Chacun de nous a fait l'expérience du conflit, et ce depuis l'enfance. En raison de sa nature sociale, l'être humain est inéluctablement amené à s'opposer à autrui de temps en temps. Deux démarches facilitent la résolution des conflits sans faire usage de violence : la négociation et la médiation. La première est, depuis longtemps, utilisée dans le monde du travail et dans les relations internationales. La seconde, qui repose sur l'intervention d'une tierce partie, se développe fortement aujour-d'hui dans des domaines très divers, tels la médiation familiale lors d'un divorce ou des conflits armés entre Etats.
Examinons tout d'abord quelques caractéristiques essentielles d'une négociation, en nous concentrant sur les relations internationales. Prenons l'exemple des accords de Camp David en 1978. Au départ, les positions des deux parties semblent parfaitement inconciliables. Il y a d'un côté le président égyptien Anouar El Sadate qui insiste pour que la péninsule du Sinaï (prise par Israël durant la guerre de 1967) soit rendue à son pays et de l'autre, le Premier ministre israélien Menahem Begin qui refuse de céder un seul centimètre. Ces deux adversaires sont pourtant parvenus à un accord. Avec l'aide du président Jimmy Carter, ils ont analysé leurs véritables intérêts dans le conflit. La préoccupation de l'Egypte est la restitution de la terre qu'elle possédait depuis l'Antiquité et celle d'Israël est de se protéger d'une éventuelle attaque terrestre ou aérienne. Finalement, le Sinaï revient à l'Egypte, tandis que de vastes zones démilitarisées doivent assurer la sécurité des Israéliens.

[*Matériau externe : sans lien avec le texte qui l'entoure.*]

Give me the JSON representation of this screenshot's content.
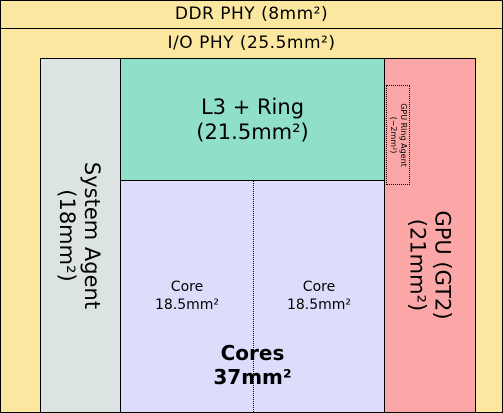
{
  "ddr_phy": {
    "label": "DDR PHY (8mm²)",
    "color": "#fbe7a0"
  },
  "io_phy": {
    "label": "I/O PHY (25.5mm²)",
    "color": "#fbe7a0"
  },
  "system_agent": {
    "name": "System Agent",
    "area": "(18mm²)",
    "color": "#dce3e3"
  },
  "l3_ring": {
    "name": "L3 + Ring",
    "area": "(21.5mm²)",
    "color": "#8fdfcb"
  },
  "gpu": {
    "name": "GPU (GT2)",
    "area": "(21mm²)",
    "color": "#fba7a7"
  },
  "gpu_ring_agent": {
    "name": "GPU Ring Agent",
    "area": "(~2mm²)"
  },
  "cores": {
    "color": "#dcdcfb",
    "core_left": {
      "name": "Core",
      "area": "18.5mm²"
    },
    "core_right": {
      "name": "Core",
      "area": "18.5mm²"
    },
    "total_name": "Cores",
    "total_area": "37mm²"
  }
}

Une leçon peut être tirée de cette négociation israélo-égyptienne. Pendant de nombreuses années, les chercheurs sont partis du postulat que, dans une négociation, chaque partie tente de percevoir le maximum de gain, au détriment de son adversaire. Tous les modèles mathématiques de la négociation (tels que la théorie des jeux) ainsi qu'une grande partie des recherches expérimentales supposent cette orientation individualiste. Or, les choses sont plus complexes et il est rare qu'une personne ne tienne pas compte de la position de son adversaire.
La conception aujourd'hui dominante chez les chercheurs est que les négociateurs qui manifestent un intérêt élevé à la fois pour eux et pour l'autre partie atteindront plus souvent des résultats mutuellement satisfaisants 1. Ainsi, contrairement à une idée répandue de la négociation, l'augmentation des bénéfices de l'un n'entraîne pas automatiquement une réduction des avantages de l'autre. On parle d'accord « gagnant-gagnant » pour désigner ce type de situation profitable aux deux parties. L'ouvrage qui a le plus contribué à la diffusion de cette conception est Comment réussir une négociation, rédigé par trois juristes américains et vendu à plus de deux millions d'exemplaires dans sa version originale 2. Ses auteurs proposent la méthode de « négociation raisonnée ». Appelée également « négociation sur le fond », elle préconise une recherche des avantages mutuels. Ses initiateurs affirment que cette approche « favorise l'honnêteté et la bonne foi des négociateurs tout en les protégeant contre une éventuelle exploitation de cette honnêteté et de cette bonne foi par un adversaire déloyal ».
L'intérêt de la négociation raisonnée est d'autant plus grand que des études montrent clairement les limites de deux autres stratégies consistant soit à adopter une position dure constante soit à faire de multiples concessions. Russel J. Leng et Hugh G. Wheeler, politologues à Middlebury College, ont ainsi analysé les effets de diverses stratégies dans des conflits graves du xxe siècle 3. Dans six cas où une nation utilise une politique d'apaisement systématique, il en résulte cinq défaites diplomatiques et une guerre. Parallèlement, sur treize cas où le pays adopte une position dure (menaces et usage de la force), neuf ont abouti à la guerre, deux à une vic- toire diplomatique et deux également à un compromis.